WOLT's current lineup has "The Woody Show" from KYSR Los Angeles in morning drive time, Theresa in middays, Ben in afternoon drive and Mike Jones evenings. Outside of afternoons, all DJs shifts are syndicated from out of state.

At 12:01 a.m. on August 25, 2022, after playing "My Ex's Best Friend" by Machine Gun Kelly featuring Blackbear, WOLT shifted to a "classic" alternative rock format, with the playlist now focusing on classic alternative music from between the 1980s and mid-2000s, rebranding as "Indy 103.3"; the first song as "Indy" was "American Idiot" by Green Day. No changes in personnel or programming were made otherwise.

==HD Radio==
WOLT airs a simulcast of mainstream urban sister station WZRL on its HD2 subchannel.

On August 15, 2019, WOLT launched a Top 40/CHR format on its HD3 subchannel, branded as "97.5 Kiss FM." The subchannel feeds FM translator W248AW at 97.5 FM in Indianapolis.

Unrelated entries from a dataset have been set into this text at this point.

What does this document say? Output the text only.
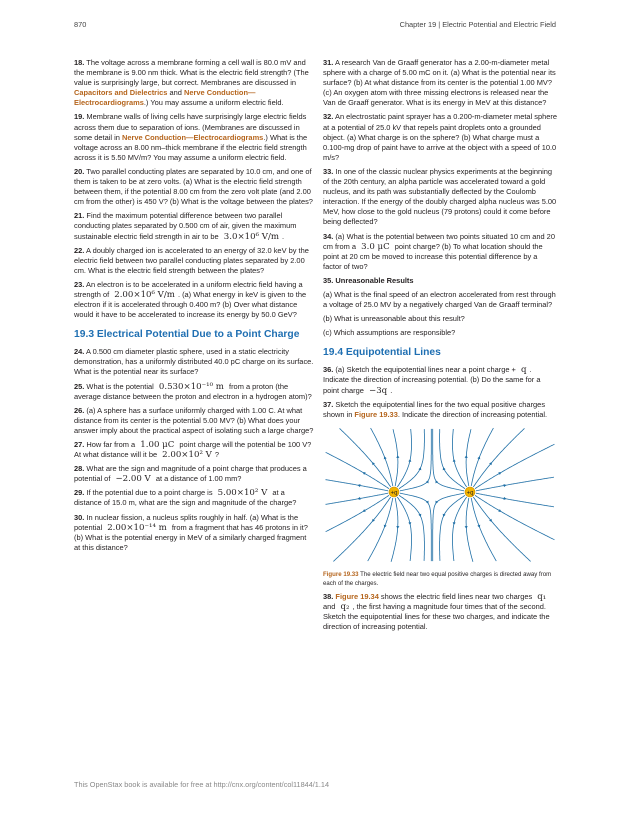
870	Chapter 19 | Electric Potential and Electric Field

18. The voltage across a membrane forming a cell wall is 80.0 mV and the membrane is 9.00 nm thick. What is the electric field strength? (The value is surprisingly large, but correct. Membranes are discussed in Capacitors and Dielectrics and Nerve Conduction—Electrocardiograms.) You may assume a uniform electric field.

19. Membrane walls of living cells have surprisingly large electric fields across them due to separation of ions. (Membranes are discussed in some detail in Nerve Conduction—Electrocardiograms.) What is the voltage across an 8.00 nm–thick membrane if the electric field strength across it is 5.50 MV/m? You may assume a uniform electric field.

20. Two parallel conducting plates are separated by 10.0 cm, and one of them is taken to be at zero volts. (a) What is the electric field strength between them, if the potential 8.00 cm from the zero volt plate (and 2.00 cm from the other) is 450 V? (b) What is the voltage between the plates?

21. Find the maximum potential difference between two parallel conducting plates separated by 0.500 cm of air, given the maximum sustainable electric field strength in air to be 3.0×10⁶ V/m .

22. A doubly charged ion is accelerated to an energy of 32.0 keV by the electric field between two parallel conducting plates separated by 2.00 cm. What is the electric field strength between the plates?

23. An electron is to be accelerated in a uniform electric field having a strength of 2.00×10⁶ V/m . (a) What energy in keV is given to the electron if it is accelerated through 0.400 m? (b) Over what distance would it have to be accelerated to increase its energy by 50.0 GeV?

19.3 Electrical Potential Due to a Point Charge

24. A 0.500 cm diameter plastic sphere, used in a static electricity demonstration, has a uniformly distributed 40.0 pC charge on its surface. What is the potential near its surface?

25. What is the potential 0.530×10⁻¹⁰ m from a proton (the average distance between the proton and electron in a hydrogen atom)?

26. (a) A sphere has a surface uniformly charged with 1.00 C. At what distance from its center is the potential 5.00 MV? (b) What does your answer imply about the practical aspect of isolating such a large charge?

27. How far from a 1.00 μC point charge will the potential be 100 V? At what distance will it be 2.00×10² V ?

28. What are the sign and magnitude of a point charge that produces a potential of −2.00 V at a distance of 1.00 mm?

29. If the potential due to a point charge is 5.00×10² V at a distance of 15.0 m, what are the sign and magnitude of the charge?

30. In nuclear fission, a nucleus splits roughly in half. (a) What is the potential 2.00×10⁻¹⁴ m from a fragment that has 46 protons in it? (b) What is the potential energy in MeV of a similarly charged fragment at this distance?

31. A research Van de Graaff generator has a 2.00-m-diameter metal sphere with a charge of 5.00 mC on it. (a) What is the potential near its surface? (b) At what distance from its center is the potential 1.00 MV? (c) An oxygen atom with three missing electrons is released near the Van de Graaff generator. What is its energy in MeV at this distance?

32. An electrostatic paint sprayer has a 0.200-m-diameter metal sphere at a potential of 25.0 kV that repels paint droplets onto a grounded object. (a) What charge is on the sphere? (b) What charge must a 0.100-mg drop of paint have to arrive at the object with a speed of 10.0 m/s?

33. In one of the classic nuclear physics experiments at the beginning of the 20th century, an alpha particle was accelerated toward a gold nucleus, and its path was substantially deflected by the Coulomb interaction. If the energy of the doubly charged alpha nucleus was 5.00 MeV, how close to the gold nucleus (79 protons) could it come before being deflected?

34. (a) What is the potential between two points situated 10 cm and 20 cm from a 3.0 μC point charge? (b) To what location should the point at 20 cm be moved to increase this potential difference by a factor of two?

35. Unreasonable Results

(a) What is the final speed of an electron accelerated from rest through a voltage of 25.0 MV by a negatively charged Van de Graaff terminal?

(b) What is unreasonable about this result?

(c) Which assumptions are responsible?

19.4 Equipotential Lines

36. (a) Sketch the equipotential lines near a point charge + q . Indicate the direction of increasing potential. (b) Do the same for a point charge −3q .

37. Sketch the equipotential lines for the two equal positive charges shown in Figure 19.33. Indicate the direction of increasing potential.

+q	+q

Figure 19.33 The electric field near two equal positive charges is directed away from each of the charges.

38. Figure 19.34 shows the electric field lines near two charges q₁ and q₂ , the first having a magnitude four times that of the second. Sketch the equipotential lines for these two charges, and indicate the direction of increasing potential.

This OpenStax book is available for free at http://cnx.org/content/col11844/1.14
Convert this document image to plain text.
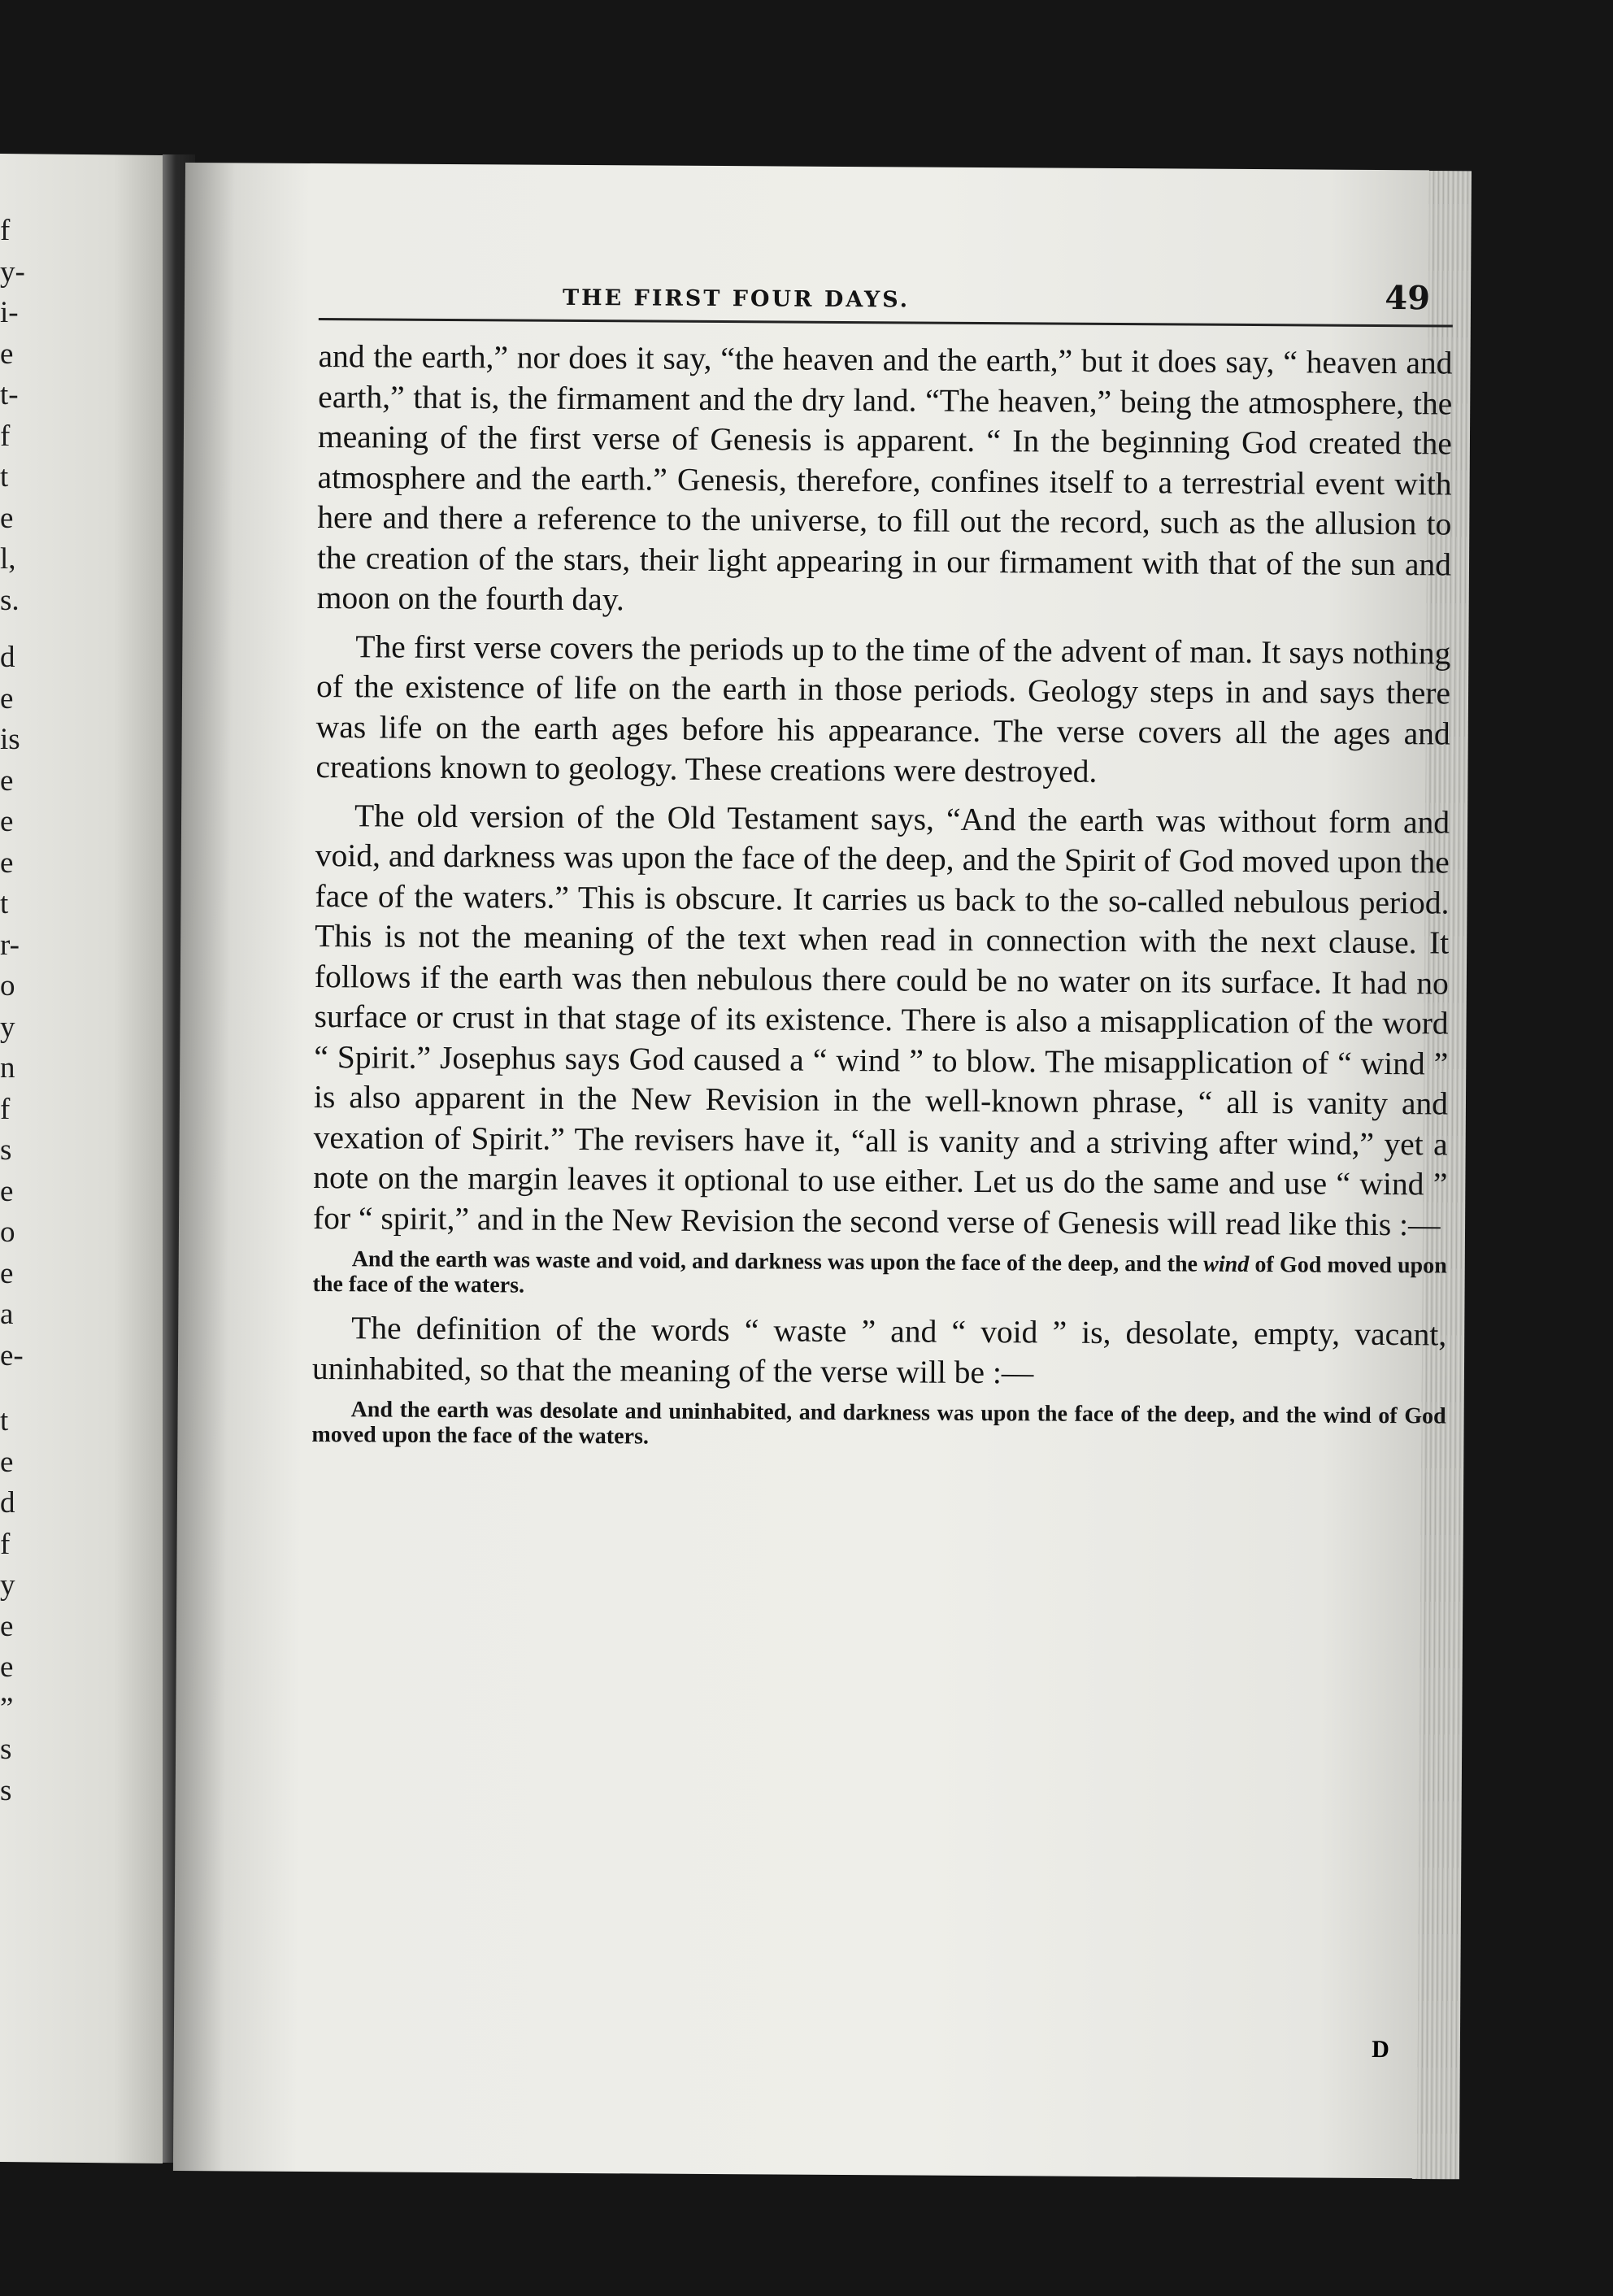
f
y-
i-
e
t-
f
t
e
l,
s.
d
e
is
e
e
e
t
r-
o
y
n
f
s
e
o
e
a
e-
t
e
d
f
y
e
e
”
s
s
THE FIRST FOUR DAYS.	49

and the earth,” nor does it say, “the heaven and the earth,” but it does say, “ heaven and earth,” that is, the firmament and the dry land. “The heaven,” being the atmosphere, the meaning of the first verse of Genesis is apparent. “ In the beginning God created the atmosphere and the earth.” Genesis, therefore, confines itself to a terrestrial event with here and there a reference to the universe, to fill out the record, such as the allusion to the creation of the stars, their light appearing in our firmament with that of the sun and moon on the fourth day.

The first verse covers the periods up to the time of the advent of man. It says nothing of the existence of life on the earth in those periods. Geology steps in and says there was life on the earth ages before his appearance. The verse covers all the ages and creations known to geology. These creations were destroyed.

The old version of the Old Testament says, “And the earth was without form and void, and darkness was upon the face of the deep, and the Spirit of God moved upon the face of the waters.” This is obscure. It carries us back to the so-called nebulous period. This is not the meaning of the text when read in connection with the next clause. It follows if the earth was then nebulous there could be no water on its surface. It had no surface or crust in that stage of its existence. There is also a misapplication of the word “ Spirit.” Josephus says God caused a “ wind ” to blow. The misapplication of “ wind ” is also apparent in the New Revision in the well-known phrase, “ all is vanity and vexation of Spirit.” The revisers have it, “all is vanity and a striving after wind,” yet a note on the margin leaves it optional to use either. Let us do the same and use “ wind ” for “ spirit,” and in the New Revision the second verse of Genesis will read like this :—

And the earth was waste and void, and darkness was upon the face of the deep, and the wind of God moved upon the face of the waters.

The definition of the words “ waste ” and “ void ” is, desolate, empty, vacant, uninhabited, so that the meaning of the verse will be :—

And the earth was desolate and uninhabited, and darkness was upon the face of the deep, and the wind of God moved upon the face of the waters.

D
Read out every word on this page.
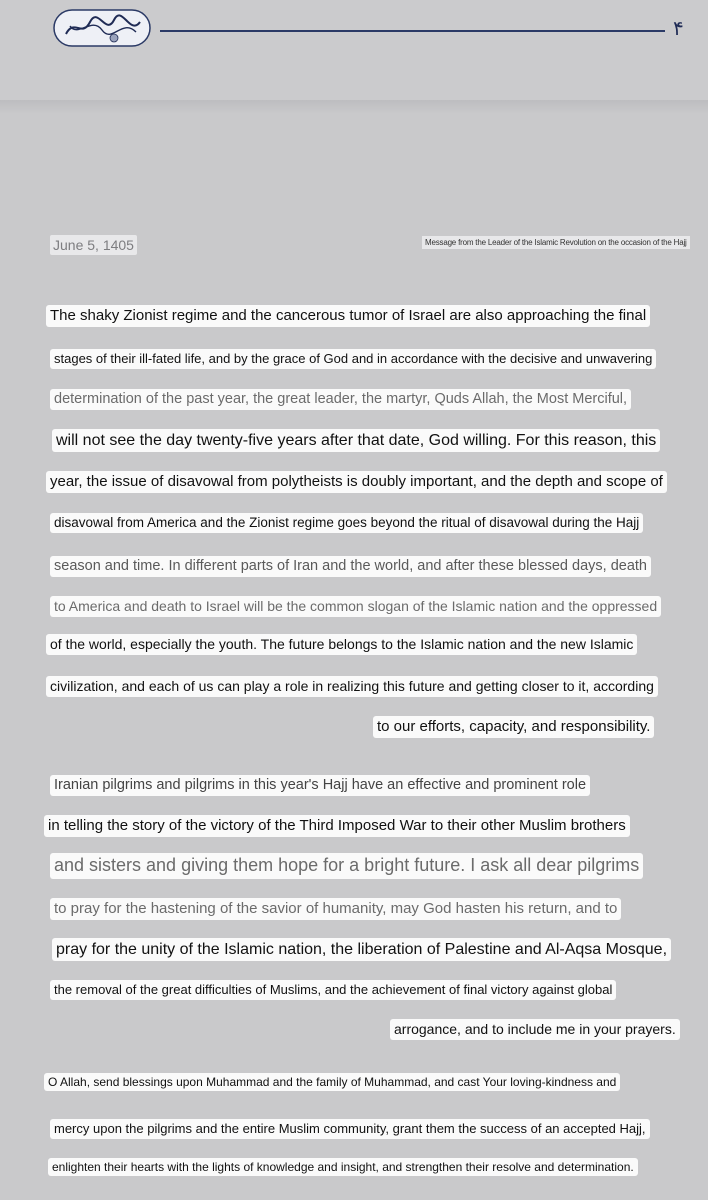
۴
June 5, 1405	Message from the Leader of the Islamic Revolution on the occasion of the Hajj
The shaky Zionist regime and the cancerous tumor of Israel are also approaching the final
stages of their ill-fated life, and by the grace of God and in accordance with the decisive and unwavering
determination of the past year, the great leader, the martyr, Quds Allah, the Most Merciful,
will not see the day twenty-five years after that date, God willing. For this reason, this
year, the issue of disavowal from polytheists is doubly important, and the depth and scope of
disavowal from America and the Zionist regime goes beyond the ritual of disavowal during the Hajj
season and time. In different parts of Iran and the world, and after these blessed days, death
to America and death to Israel will be the common slogan of the Islamic nation and the oppressed
of the world, especially the youth. The future belongs to the Islamic nation and the new Islamic
civilization, and each of us can play a role in realizing this future and getting closer to it, according
to our efforts, capacity, and responsibility.
Iranian pilgrims and pilgrims in this year's Hajj have an effective and prominent role
in telling the story of the victory of the Third Imposed War to their other Muslim brothers
and sisters and giving them hope for a bright future. I ask all dear pilgrims
to pray for the hastening of the savior of humanity, may God hasten his return, and to
pray for the unity of the Islamic nation, the liberation of Palestine and Al-Aqsa Mosque,
the removal of the great difficulties of Muslims, and the achievement of final victory against global
arrogance, and to include me in your prayers.
O Allah, send blessings upon Muhammad and the family of Muhammad, and cast Your loving-kindness and
mercy upon the pilgrims and the entire Muslim community, grant them the success of an accepted Hajj,
enlighten their hearts with the lights of knowledge and insight, and strengthen their resolve and determination.
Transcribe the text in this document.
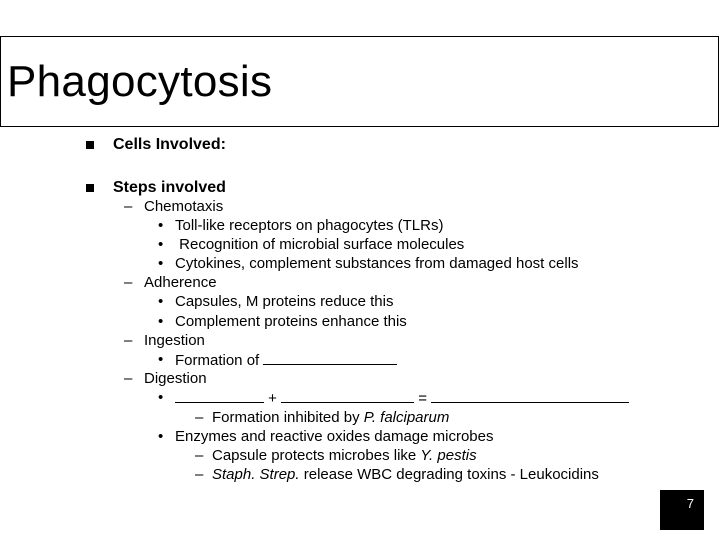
Phagocytosis
Cells Involved:
Steps involved
– Chemotaxis
• Toll-like receptors on phagocytes (TLRs)
• Recognition of microbial surface molecules
• Cytokines, complement substances from damaged host cells
– Adherence
• Capsules, M proteins reduce this
• Complement proteins enhance this
– Ingestion
• Formation of
– Digestion
•	+	=
– Formation inhibited by P. falciparum
• Enzymes and reactive oxides damage microbes
– Capsule protects microbes like Y. pestis
– Staph. Strep. release WBC degrading toxins - Leukocidins
7
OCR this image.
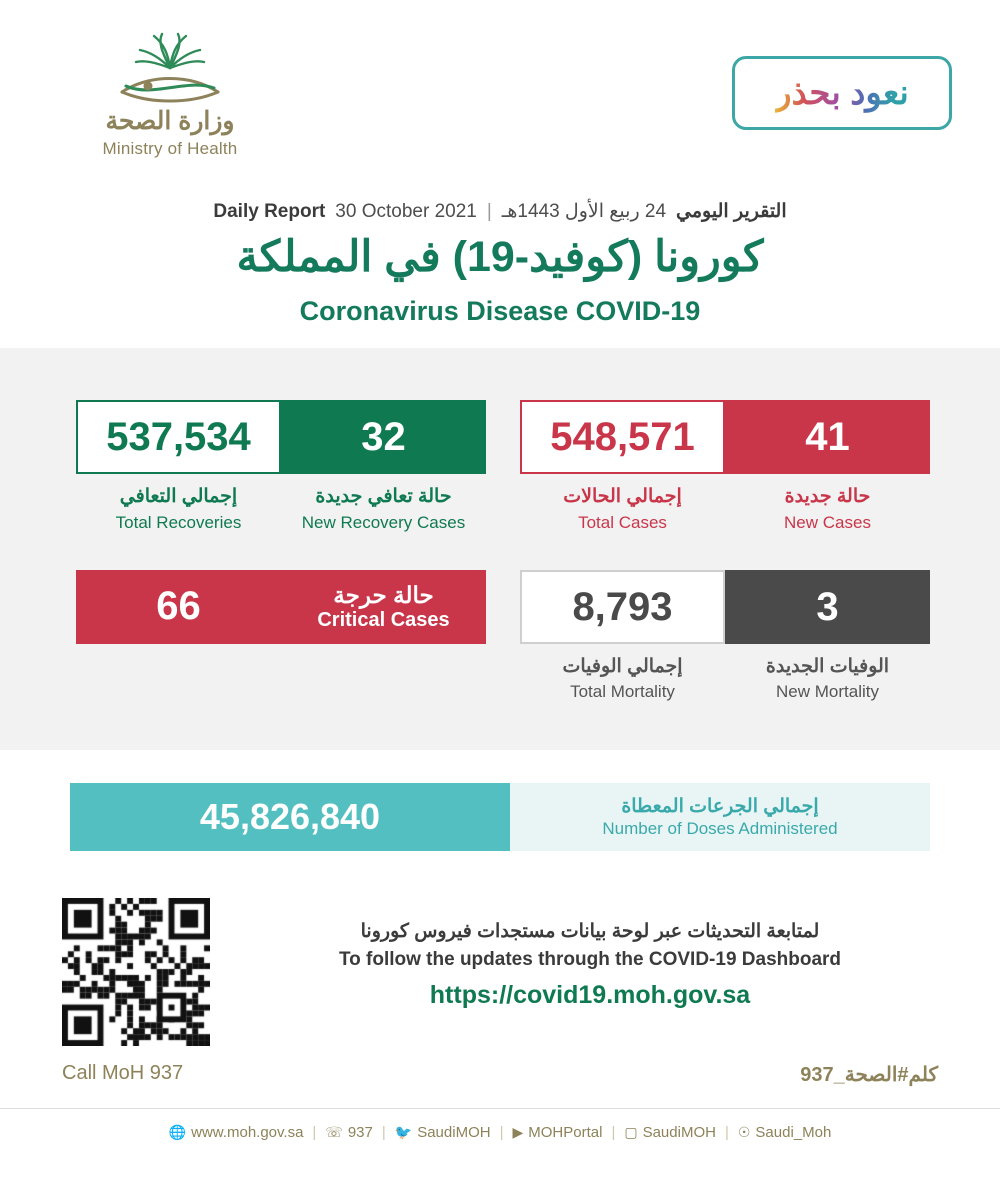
وزارة الصحة
Ministry of Health
نعود بحذر
Daily Report 30 October 2021 | 24 ربيع الأول 1443هـ التقرير اليومي
كورونا (كوفيد-19) في المملكة
Coronavirus Disease COVID-19
537,534
إجمالي التعافي
Total Recoveries
32
حالة تعافي جديدة
New Recovery Cases
548,571
إجمالي الحالات
Total Cases
41
حالة جديدة
New Cases
66	حالة حرجة
Critical Cases	8,793
إجمالي الوفيات
Total Mortality
3
الوفيات الجديدة
New Mortality
45,826,840	إجمالي الجرعات المعطاة
Number of Doses Administered
لمتابعة التحديثات عبر لوحة بيانات مستجدات فيروس كورونا
To follow the updates through the COVID-19 Dashboard
https://covid19.moh.gov.sa
Call MoH 937	كلم#الصحة_937
🌐 www.moh.gov.sa | ☏ 937 | 🐦 SaudiMOH | ▶ MOHPortal | ▢ SaudiMOH | ☉ Saudi_Moh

On June 1, 2020, WOLT-HD3 and W248AW changed to business and financial news and information, branded as "Business News 97.5". It carries mostly programming from Bloomberg Radio.

==Events==
WOLT currently presents two major station-sponsored concerts each year: its annual "Birthday Show" is held in the summertime, and "The Night ALT 103-3 Stole Christmas" is held in late November and early December.

Previous Birthday Shows featured The Killers, Kings of Leon, Foster the People, Cage the Elephant, Young the Giant, 311, Dirty Heads, Andrew McMahon in the Wilderness, Catfish & The Bottlemen, Sir Sly and more.